Jacinta, dueña ya de la cartera, la abrió.
—¿Te enfadarías si te quito este billete de veinte duros? ¿Te hace falta?
—No por cierto. Toma lo que quieras.
—Es para Guillermina. Mamá le dio dos, y le falta un pico para poder pagar mañana el trimestre del alquiler del asilo.
Contestole el Delfín apretándole con mucha efusión las dos manos y arrugando el billete que estaba en ellas.
En cuanto Guillermina pescó lo que le faltaba para completar su cantidad, dejó la costura y se puso el manto. Despidiéndose brevemente de las dos señoras, atravesó el salón a prisa.
«¡A esa, a esa! —gritó Moreno—, sin duda se lleva algo. Caballeros, vean ustedes si les falta el reloj. Bárbara, que debajo de la mantilla de la rata eclesiástica veo un bulto... ¿No había aquí candeleros de plata?».
En medio de la jovial algazara que estas bromas producían, salió Guillermina, esparciendo sobre todos una sonrisa inefable que parecía una bendición.

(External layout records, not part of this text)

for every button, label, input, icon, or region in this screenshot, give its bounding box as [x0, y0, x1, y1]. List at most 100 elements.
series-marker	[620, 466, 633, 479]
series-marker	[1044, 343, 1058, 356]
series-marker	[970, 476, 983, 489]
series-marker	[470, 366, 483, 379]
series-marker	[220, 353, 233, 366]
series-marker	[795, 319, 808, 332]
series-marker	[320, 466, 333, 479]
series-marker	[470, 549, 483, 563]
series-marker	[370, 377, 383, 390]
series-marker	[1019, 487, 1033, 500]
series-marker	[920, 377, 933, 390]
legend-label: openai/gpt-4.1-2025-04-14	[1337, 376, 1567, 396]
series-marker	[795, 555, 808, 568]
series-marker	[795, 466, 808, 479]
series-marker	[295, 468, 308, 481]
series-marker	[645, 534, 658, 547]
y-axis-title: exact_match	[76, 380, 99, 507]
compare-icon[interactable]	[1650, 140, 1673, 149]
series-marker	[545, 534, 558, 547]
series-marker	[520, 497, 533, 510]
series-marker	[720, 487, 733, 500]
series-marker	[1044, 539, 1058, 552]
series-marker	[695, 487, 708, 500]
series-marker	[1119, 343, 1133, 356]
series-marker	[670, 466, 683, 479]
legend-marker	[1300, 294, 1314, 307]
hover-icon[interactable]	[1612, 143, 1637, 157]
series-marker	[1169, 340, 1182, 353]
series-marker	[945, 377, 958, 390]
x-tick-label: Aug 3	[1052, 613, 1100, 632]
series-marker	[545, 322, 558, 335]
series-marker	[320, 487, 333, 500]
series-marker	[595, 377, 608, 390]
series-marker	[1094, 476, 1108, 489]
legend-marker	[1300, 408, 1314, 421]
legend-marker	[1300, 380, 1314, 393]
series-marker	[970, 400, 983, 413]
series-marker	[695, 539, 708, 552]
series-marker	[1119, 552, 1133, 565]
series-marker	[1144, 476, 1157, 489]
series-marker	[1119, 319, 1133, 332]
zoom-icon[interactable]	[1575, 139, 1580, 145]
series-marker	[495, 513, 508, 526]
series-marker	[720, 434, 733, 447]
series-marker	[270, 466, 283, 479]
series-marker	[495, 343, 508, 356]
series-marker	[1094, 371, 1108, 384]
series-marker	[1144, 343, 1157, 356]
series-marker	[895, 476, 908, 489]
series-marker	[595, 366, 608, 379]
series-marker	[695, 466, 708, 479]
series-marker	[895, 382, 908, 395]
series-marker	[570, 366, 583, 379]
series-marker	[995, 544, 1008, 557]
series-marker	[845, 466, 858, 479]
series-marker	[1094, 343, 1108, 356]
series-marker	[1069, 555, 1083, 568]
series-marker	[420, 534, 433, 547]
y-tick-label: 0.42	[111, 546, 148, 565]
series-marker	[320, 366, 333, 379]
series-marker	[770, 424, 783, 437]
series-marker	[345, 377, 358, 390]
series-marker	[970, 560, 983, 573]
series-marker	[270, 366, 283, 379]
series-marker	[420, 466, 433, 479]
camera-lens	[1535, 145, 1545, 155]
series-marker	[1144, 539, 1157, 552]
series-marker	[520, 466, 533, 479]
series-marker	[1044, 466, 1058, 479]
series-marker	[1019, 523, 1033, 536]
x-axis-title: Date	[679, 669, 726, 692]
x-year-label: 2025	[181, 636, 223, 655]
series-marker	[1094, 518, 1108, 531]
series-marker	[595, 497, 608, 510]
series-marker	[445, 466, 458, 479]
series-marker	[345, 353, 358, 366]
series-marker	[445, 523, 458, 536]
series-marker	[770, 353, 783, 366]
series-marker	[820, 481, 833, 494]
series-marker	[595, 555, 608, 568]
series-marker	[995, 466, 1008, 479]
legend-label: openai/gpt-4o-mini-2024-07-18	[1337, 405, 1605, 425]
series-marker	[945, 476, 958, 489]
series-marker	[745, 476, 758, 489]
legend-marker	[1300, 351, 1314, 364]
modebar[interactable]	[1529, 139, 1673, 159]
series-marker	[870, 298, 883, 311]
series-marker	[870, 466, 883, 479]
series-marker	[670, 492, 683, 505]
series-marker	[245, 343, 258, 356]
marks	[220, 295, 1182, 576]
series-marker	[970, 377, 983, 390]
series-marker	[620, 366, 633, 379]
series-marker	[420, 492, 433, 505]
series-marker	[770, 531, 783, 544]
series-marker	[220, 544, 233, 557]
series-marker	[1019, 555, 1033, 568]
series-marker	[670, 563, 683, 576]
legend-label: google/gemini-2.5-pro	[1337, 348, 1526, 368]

En seguida, cebáronse todos con furia en el tema suculento de la partida del Rey, y cada cual exponía sus opiniones con ínfulas de profecía, como si en su vida hubieran hecho otra cosa que vaticinar acertando. Villalonga estaba ya viendo a D. Carlos entrar en Madrid, y el marqués de Casa-Muñoz hablaba de
las exageraciones liberticidas de la demagogia roja y de la demagogia blanca como si las estuviera mirando pintadas en la pared de enfrente; el ex-subsecretario de Gobernación, Zalamero, leía clarito en el porvenir el nombre del Rey Alfonso, y el concejal decía que el alfonsismo estaba aún en la nebulosa de lo desconocido. El mismo Aparisi y Federico Ruiz profetizaron luego en una sola cuerda... ¡Qué demonio! Ellos no se asustaban de la República. Como si lo vieran... no iba a pasar nada. Es que aquí somos muy impresionables, y por cualquier contratiempo nos parece que se nos cae el Cielo encima. «Yo les aseguro a ustedes —decía Aparisi, puesta la mano sobre el pecho—, que no pasará nada, pero nada. Aquí no se tiene idea de lo que es el pueblo español... Yo respondo de él, me atrevo a responder con la cabeza, vaya...». Moreno no vaticinaba; no hacía más que decir: «Por si vienen mal dadas, me voy mañana para Londres». Aquel ricacho soltero alardeaba de carecer en absoluto del sentimiento de la patria, y estaba tan extranjerizado que nada español le parecía bueno. Los autores dramáticos lo mismo que las comidas, los ferrocarriles lo mismo que las industrias menudas, todo le parecía de una inferioridad lamentable.